The transfer of electricity distribution operations at the ORLEN Group's industrial sites to Energomedia sp. z o.o. will facilitate ensuring a standardised approach to the management and maintenance of the electricity network infrastructure, harmonising relevant procedures and organisational structures, and centralising the management model.
Transferring direct ownership of Energomedia sp. z o.o. to ORLEN S.A. will not only streamline the structure of the ORLEN Group, but will also help ensure the security of the electricity network assets, which are classified as critical infrastructure. This is because the distribution system operator within the Group will be a direct subsidiary of ORLEN S.A.
Pursuant to Art. 7.7.15 of the ORLEN S.A. Articles of Association, the subscription, acquisition or disposal of shares in Group companies which operate, under generally applicable laws, a natural gas distribution or storage system, requires prior consent of the General Meeting in the form of a resolution, which must also define the terms and conditions of such disposal.
The value of the entire share capital of Energomedia sp. z o.o. has been estimated by an independent appraiser, BAA sp. z o.o., at PLN 21,536,000.00. Given the time elapsed between the valuation date and the scheduled date of the share purchase agreement for Energomedia sp. z o.o., the transaction will be settled under a "Locked Box" mechanism, modified to account for adjustments related to changes in working capital and net debt.
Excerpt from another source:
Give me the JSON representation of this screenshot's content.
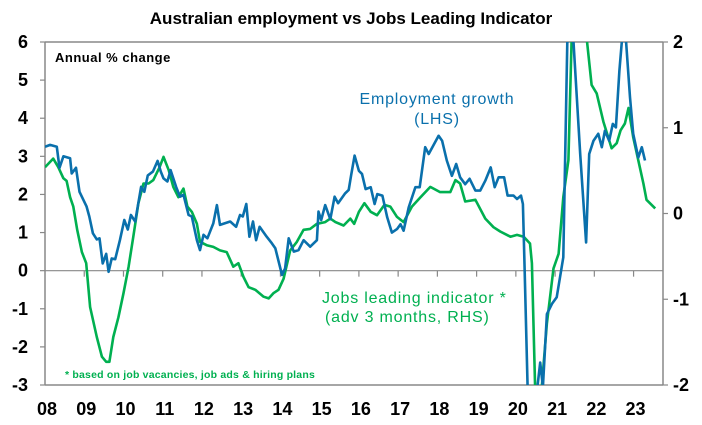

The materiality threshold below which no price adjustments will be made is PLN 500,000 for each of these items.
The adoption by the Annual General Meeting of resolutions on the above matters is required under Art. 8.2 of the Company's Articles of Association in conjunction with Art. 385.1 and Art. 385.2 of the Commercial Companies Code.
Pursuant to Art. 8.2 of the Company's Articles of Association, members of the Supervisory Board are appointed and removed as follows:
1)The State Treasury, represented by the entity authorised to exercise the rights attached to the shares held by the State Treasury, shall have the right to appoint and remove one member of the Supervisory Board; 2)Other members of the Supervisory Board, including all members referred to in Art. 8.5 hereof (independent members of the Supervisory Board), shall be appointed and removed by the General Meeting; As provided for in Art. 8.1 of the Company's Articles of Association, the Supervisory Board may consist of
six to fifteen members, including the Chair.
In accordance with Section 14.2, first sentence, of the Rules of Procedure for the General Meeting, prior to voting on appointments to the Supervisory Board, the General Meeting – acting on a motion from the Chair or another authorised person unless such item is included on its agenda – determines the number of Supervisory Board members. In view of the cited regulations, the proposed agenda of the Annual General Meeting also includes holding a vote on a resolution to determine the number of Supervisory Board members. Accordingly, the Management Board also considers it advisable to propose that the agenda for the Annual General Meeting include voting on resolutions to appoint members of the Supervisory Board.
Section 8.1 of the Remuneration Policy for members of the ORLEN S.A. Management Board and Supervisory Board stipulates that the amount of remuneration due to Supervisory Board members is set by way of a General Meeting resolution, based on and within the limits defined in the Act on the Rules of Remunerating Persons Who Manage Certain Companies. The General Meeting has therefore the power and responsibility to determine the amounts of remuneration for Supervisory Board members. In view of the foregoing, a relevant draft resolution has been proposed and submitted for consideration by the Annual General Meeting.